In order to do this, I have to regularly (and by that I mean about 70,000 times a day-because me and Paul are kind of a mess!) remind myself that my identity comes from God alone and what he thinks of me is the only voice that matters. Not mine. Not yours. Not the made-up voice I have put in your head about me. None. Of. It. Matters. Only what the voice of truth says to me should affect my serenity.
*And just in case you are unsure of what God thinks of you, from what I have experienced, observed around me and read in the Bible (some of you may not be in to Bible reading, but honestly, that’s the number one place you can learn of God’s love for you ), He is smitten. He adores you. And unlike regular people, He loves you even when you are rotten.
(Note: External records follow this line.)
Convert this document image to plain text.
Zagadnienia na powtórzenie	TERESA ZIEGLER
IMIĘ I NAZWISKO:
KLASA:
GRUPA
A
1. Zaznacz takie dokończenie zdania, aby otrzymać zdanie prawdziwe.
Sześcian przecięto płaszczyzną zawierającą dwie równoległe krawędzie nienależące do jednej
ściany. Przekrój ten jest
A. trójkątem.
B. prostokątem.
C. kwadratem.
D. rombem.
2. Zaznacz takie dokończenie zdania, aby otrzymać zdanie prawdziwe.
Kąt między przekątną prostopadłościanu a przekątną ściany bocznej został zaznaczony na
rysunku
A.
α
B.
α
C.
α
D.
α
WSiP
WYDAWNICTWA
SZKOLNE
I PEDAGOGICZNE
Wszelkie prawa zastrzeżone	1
He pursues you and “gets” you like no one else does. He loves you without condition or performance (good or bad) and without limits or timelines. He longs for you to love him back, not because He is a desperate Being but because He is desperate for you to embrace His affections. His guidance. His Will. His grace.
I also have to continually surrender my Will (the selfish and short-sighted desires that tend to dominate my thoughts) to God and trust that His Will always turns out best, even if it doesn’t seem so or feel good at the moment. I have to practice what I have referred to as the WITTY Principle: “What Is That To You?” In other words, what other people do and think is none of my business because God has me on a special Heather-shaped road that belongs only to me. I need to stay in my lane and out of yours if I want to be content in my spirit. Comparing the potholes or freshly paved surface of our individual roads will kill us and steal our joy.
I am feeling like the above material could really take up an entire book if one really explored all the symptoms and remedies of the plague of comparison. And we didn’t even touch on what it looks like when we compare ourselves with ourselves! But for now, let’s just agree to practice the basics above and see how God heals.